そういうとギルド長のお婆さんはちょっと安心した風で。
「そ、そうかい……レニや、褒めてもらったんだよお礼を言いな」
「お、おぉ……ありがとうッス。若さま」
じーーっとレニさんがこっちを上目遣いに見つめながらおずおずとお礼を言う。
「この子はとっつきにくいし、口も悪いから、レニにそんなこと言う男が居なくてね。あたしからもお礼を言うよ」
可愛いって言っただけでお礼を言われるのも変だと思うけど気にしないことにする。
ふと振り向くと、隣で妹がボクの腕に捕まりながらブツブツとつぶやいている。
「……そんな?!お兄様が浮気を!?」
浮気じゃないよ?!妹はまだドルミーナだけだから!
ボクは母さんが冒険中に次の弟妹を作ってる可能性を考えながら、妹を宥めるのだった。
― ― ― ― ―
皆が落ち着いたころ、ボクは決心が固まった。
「ギルド長、美味しいミルクをありがとう!ボクは自分のやることを見つけたよ!」
「こんどは何をするんだい?できれば若さまと姫さまだけでダンジョン攻略はやめてほしいんだけどねぇ?」
それはやる。
「はっはっは、問題は明確にわかったからね!冒険者たちと流民たちの喧嘩を止める。そのためには流民たちを豊かにして仕事の取り合いをなくし、冒険者ギルドの依頼の報酬を改善して仕事の偏りを解決するんだ!」
「すごいけど、どうやるんだい?」
「わからない!けどやるよ!難題に挑むのが英雄だからね!ワクワクしてきた!」
ボクがそう宣言すると、ギルド長とレニさんは呆気にとられたみたい。
「……はぁ」
「お、おう……」
「ボクは本当のことしか言わないし、やると言ったらやるよ。ほらギルド長、お借りしていた土の護符。遅くなってごめんね」
というとボクは懐から西公爵家で作ってもらった土の護符を取り出した。
西大公の婿さん、つまり土属性の上級魔導士に作ってもらった逸品だ。
「おやまぁ……前のよりも品質がずいぶん良いよ。土属性がさらに高まってる。高かったんじゃないのかい?」
「大丈夫、ちゃんと前の魔石と交換してもらって、お釣りが貰えたぐらいだよ!」
「いったいどうやったんだか……うん、たしかに若さまは言ったことはやる方だ」
ギルド長は土の護符を丁寧にしまい込むと、ボクに向かって丁寧にお辞儀してこう言った。

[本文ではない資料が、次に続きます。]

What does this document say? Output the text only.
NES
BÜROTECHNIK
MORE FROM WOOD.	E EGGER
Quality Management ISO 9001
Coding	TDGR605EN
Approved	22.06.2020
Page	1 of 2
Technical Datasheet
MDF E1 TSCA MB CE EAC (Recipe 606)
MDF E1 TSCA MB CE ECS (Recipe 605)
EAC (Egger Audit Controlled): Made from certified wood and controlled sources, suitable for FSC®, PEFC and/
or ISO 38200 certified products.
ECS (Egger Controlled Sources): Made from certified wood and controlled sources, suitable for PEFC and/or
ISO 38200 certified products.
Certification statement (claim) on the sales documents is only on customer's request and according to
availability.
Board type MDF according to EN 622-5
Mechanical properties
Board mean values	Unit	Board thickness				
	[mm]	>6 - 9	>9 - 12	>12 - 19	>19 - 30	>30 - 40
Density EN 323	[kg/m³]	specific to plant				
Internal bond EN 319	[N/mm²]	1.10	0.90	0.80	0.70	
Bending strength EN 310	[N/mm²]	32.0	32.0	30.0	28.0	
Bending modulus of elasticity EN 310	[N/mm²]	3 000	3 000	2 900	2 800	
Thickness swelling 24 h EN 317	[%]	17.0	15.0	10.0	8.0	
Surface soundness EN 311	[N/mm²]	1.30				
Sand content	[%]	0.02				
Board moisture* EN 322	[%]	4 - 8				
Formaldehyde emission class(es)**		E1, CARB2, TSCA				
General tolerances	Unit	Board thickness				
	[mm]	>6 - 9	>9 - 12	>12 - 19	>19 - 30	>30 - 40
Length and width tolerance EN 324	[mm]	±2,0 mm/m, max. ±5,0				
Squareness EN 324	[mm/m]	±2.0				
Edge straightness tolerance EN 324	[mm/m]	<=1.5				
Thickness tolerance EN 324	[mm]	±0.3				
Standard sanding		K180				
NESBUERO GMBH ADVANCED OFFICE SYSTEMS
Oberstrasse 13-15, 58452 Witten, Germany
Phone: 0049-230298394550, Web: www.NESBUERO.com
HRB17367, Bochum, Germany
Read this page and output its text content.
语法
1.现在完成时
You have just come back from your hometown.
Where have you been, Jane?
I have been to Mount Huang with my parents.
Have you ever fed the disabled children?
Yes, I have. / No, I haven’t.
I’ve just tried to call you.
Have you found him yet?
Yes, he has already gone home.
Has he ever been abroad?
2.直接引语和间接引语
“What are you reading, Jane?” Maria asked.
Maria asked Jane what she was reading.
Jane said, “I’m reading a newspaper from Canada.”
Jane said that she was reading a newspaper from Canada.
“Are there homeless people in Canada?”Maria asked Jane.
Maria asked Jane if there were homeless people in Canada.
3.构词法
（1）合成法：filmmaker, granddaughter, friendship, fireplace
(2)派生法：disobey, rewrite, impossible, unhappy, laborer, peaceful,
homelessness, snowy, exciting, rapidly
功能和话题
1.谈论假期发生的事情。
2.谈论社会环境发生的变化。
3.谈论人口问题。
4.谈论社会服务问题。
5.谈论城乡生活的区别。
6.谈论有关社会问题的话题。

「グリムホルン冒険者ギルドは若さまに全面的に協力させていただきますよ、レニや」
「はいッス」
ギルド長はレニさんの肩を叩いて。
「もしまた迷宮に潜る場合は必ずこの子をお供させておくれ、上級の斥候だから危険はずいぶん減るよ」
「ありがとう!ギルド長!レニさんもよろしく!」
「……れ、レニでいいッス」
なぜかレニさんはちょっと警戒気味にボクを見るのだった。